Weighted up-spin band dispersions of FM rutile-type ${\mathrm{VO}}_2$ calculated by the semilocal functionals: (a) PBE, (b) TPSS, and (c) MGGA_MS2 and also (d) HSE06. The size of the black dots represents the weights of $3d$ orbitals of V atoms. The solid blue lines are the energy bands of bulk rutile ${\mathrm{VO}}_2$. The fractional coordinates for these special high-symmetry $k$ points are $Z$ (0, 0, 1/2), $A$ (1/2, 1/2, 1/2), $M$ (1/2, 1/2, 0), Γ (0, 0, 0), $R$ (0, 1/2, 1/2), and $X$ (0, 1/2, 0). The Fermi level is set to zero at the top of the valence band.

Figure 6

Relative positions of O $2s$ bands computed by semilocal functionals in FM and AFM states. The $2s$ band positions obtained from the LSDA are set to zero.

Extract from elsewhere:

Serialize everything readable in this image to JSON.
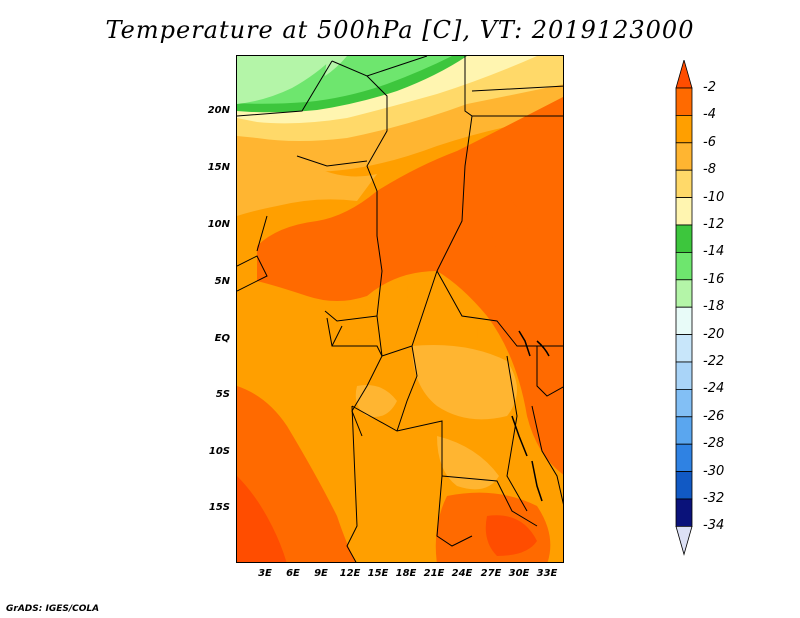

The value of $F_x(s,\alpha )$ is evaluated with the assumption that $s$→0 and α = 0 for the spherical-like single-orbital region.

Figure 7

Calculated spin-polarized density of states of FM rutile-type ${\mathrm{VO}}_2$ from different exchange-correlation functionals: (a) PBE, (b) TPSS, (c) MGGA_MS2, and (d) HSE06. The angular-momentum-projected densities of states on the $3d$ orbitals are also shown for the up- spin direction. The vertical line refers to the Fermi level. The notation for five $3d$ states of the V atom is defined in crystallographic Cartesian coordinates $\left(X\text{−}Y\text{−}Z\right)$.

Figure 8

Computed percent errors of equilibrium cell volume in three different magnetic states by semilocal and nonlocal functionals. For the RPA, the equilibrium cell volume is obtained by fitting the total energy versus volume curve to the equation of state.

Figure 9

The α dependence of meta-GGA exchange enhancement factors for different $s$ values. The LDA and PBE approximation are represented by horizontal lines because both exchange functionals show no dependence on α.

Figure 10

Position dependence of α near a V nucleus in rutile ${\mathrm{VO}}_2$. The all-electron $3p$ and $3d$ orbitals for a free $\mathrm{V}{}^{+4}$ ion, in arbitrary units, are also shown. These orbitals are obtained by solving the nonrelativistic Schrödinger equations using the PBE approximation for the exchange-correlation energy in the OPIUM code [62].